Heyward turned on a 95 mph fastball and drove it into right field at an exit velocity of 107 mph, the second-hardest hit ball off Hader this season, according to Statcast. Ben Zobrist came around to score.
For two seasons, that was a pitch Heyward never would have hit hard, but times are changing for him. One big hit might be a fluke, but several in a week could have a lot more meaning.
"His setup is entirely different," manager Joe Maddon said. "And with that, he's making a better pass at the baseball. He's just set better. You can see how the ball is coming off the bat. It's kind of snapping. There is no push in his swing. It's all snap right now. That's the difference."
In layman's terms, Heyward is (finally) using less arms and more hands. The Cubs have been waiting for this day. For good measure, he doubled home two more runs -- again off a lefty -- in a five-run 11th inning, helping the Cubs vault over the Brewers and into first place in the NL Central.
"Our guys are like loose cannons in the dugout," Maddon said. "There are no tight butts. It's kind of interesting to listen to the conversation, even in a tight game. They're in the present tense, and that's all I can ask for."
The Brewers are 1-8 this season against their division rivals, and on Monday they lost a game in which Hader pitched for the first time this season (21-1). Heyward beating Hader was as unlikely an outcome as any you'll see -- or at least that was the case with the old Heyward. The new, handsy one is a different hitter.
"Timing is good, but when you use your hands, you don't get body involved, and [I] can adjust mid at-bat and throw my hands at the baseball," he said. "Trying to use my hands. After that, just able to focus on who you're facing on the mound."
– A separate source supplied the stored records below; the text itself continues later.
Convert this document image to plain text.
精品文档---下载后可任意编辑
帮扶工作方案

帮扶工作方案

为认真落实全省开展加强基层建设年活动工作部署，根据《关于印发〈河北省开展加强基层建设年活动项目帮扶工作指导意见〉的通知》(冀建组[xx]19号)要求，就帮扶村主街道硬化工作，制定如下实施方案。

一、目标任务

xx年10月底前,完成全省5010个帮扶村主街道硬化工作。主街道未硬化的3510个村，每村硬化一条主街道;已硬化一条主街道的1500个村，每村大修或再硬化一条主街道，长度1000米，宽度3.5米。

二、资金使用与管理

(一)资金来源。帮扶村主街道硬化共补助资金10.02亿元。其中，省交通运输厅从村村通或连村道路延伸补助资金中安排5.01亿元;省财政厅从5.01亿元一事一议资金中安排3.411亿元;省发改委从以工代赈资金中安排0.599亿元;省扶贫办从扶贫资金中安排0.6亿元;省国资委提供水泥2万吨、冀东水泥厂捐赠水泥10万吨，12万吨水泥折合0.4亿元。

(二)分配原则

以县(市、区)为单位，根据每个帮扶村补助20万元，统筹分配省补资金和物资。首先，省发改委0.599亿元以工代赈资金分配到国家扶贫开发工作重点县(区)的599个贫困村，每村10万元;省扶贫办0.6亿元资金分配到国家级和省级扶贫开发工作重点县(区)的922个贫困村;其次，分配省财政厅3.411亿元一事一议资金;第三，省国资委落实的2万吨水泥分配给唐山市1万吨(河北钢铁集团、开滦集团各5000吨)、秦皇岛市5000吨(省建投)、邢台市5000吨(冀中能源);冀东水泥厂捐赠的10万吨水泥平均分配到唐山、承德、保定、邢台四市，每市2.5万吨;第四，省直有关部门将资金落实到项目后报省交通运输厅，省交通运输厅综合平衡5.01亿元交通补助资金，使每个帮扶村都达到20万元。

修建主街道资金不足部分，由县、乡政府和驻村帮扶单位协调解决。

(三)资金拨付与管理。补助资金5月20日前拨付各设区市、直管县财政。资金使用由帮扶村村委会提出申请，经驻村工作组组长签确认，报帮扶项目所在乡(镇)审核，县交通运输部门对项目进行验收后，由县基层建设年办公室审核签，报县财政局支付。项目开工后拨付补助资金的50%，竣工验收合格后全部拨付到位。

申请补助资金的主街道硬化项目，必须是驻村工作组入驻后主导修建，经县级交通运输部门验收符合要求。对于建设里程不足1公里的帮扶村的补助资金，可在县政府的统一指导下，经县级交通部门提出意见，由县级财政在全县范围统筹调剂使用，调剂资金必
His teammates know what Heyward has been through and can appreciate the way he keeps working in the face of adversity. It doesn't matter if it lasts. It's happening now, and it's helping the Cubs win.
"He's putting good swings on the ball," Anthony Rizzo said. "He comes to the ballpark like a professional every day. When you see him get results like that, it's fun."
And it's fun for Maddon and the Cubs when they get a total team effort in a victory. From little known reliever Randy Rosario (0.71 ERA) keeping the Cubs in the game to 37-year-old Zobrist providing a spark off the bench, the Cubs proved once again that their talent runs deep.
Meanwhile, after Hader was beaten by Heyward and Milwaukee suffered its eighth loss in nine games against the Cubs, the Brewers must be wondering what else can go wrong.
The teams have played playoff atmosphere baseball in the early portion of the season, with the Cubs coming out on top over and over again, this time led by the unlikeliest of offensive heroes.
"Monday night game, division teams, it's a lot of fun," Heyward said. "It's electric. These teams play baseball the right way."
"It feels good," Rizzo added. "It's fun playing here. The fans are into it. They're engaged. These are tough games. Which way is the ball going to fall? This year, fortunately, they've fallen our way."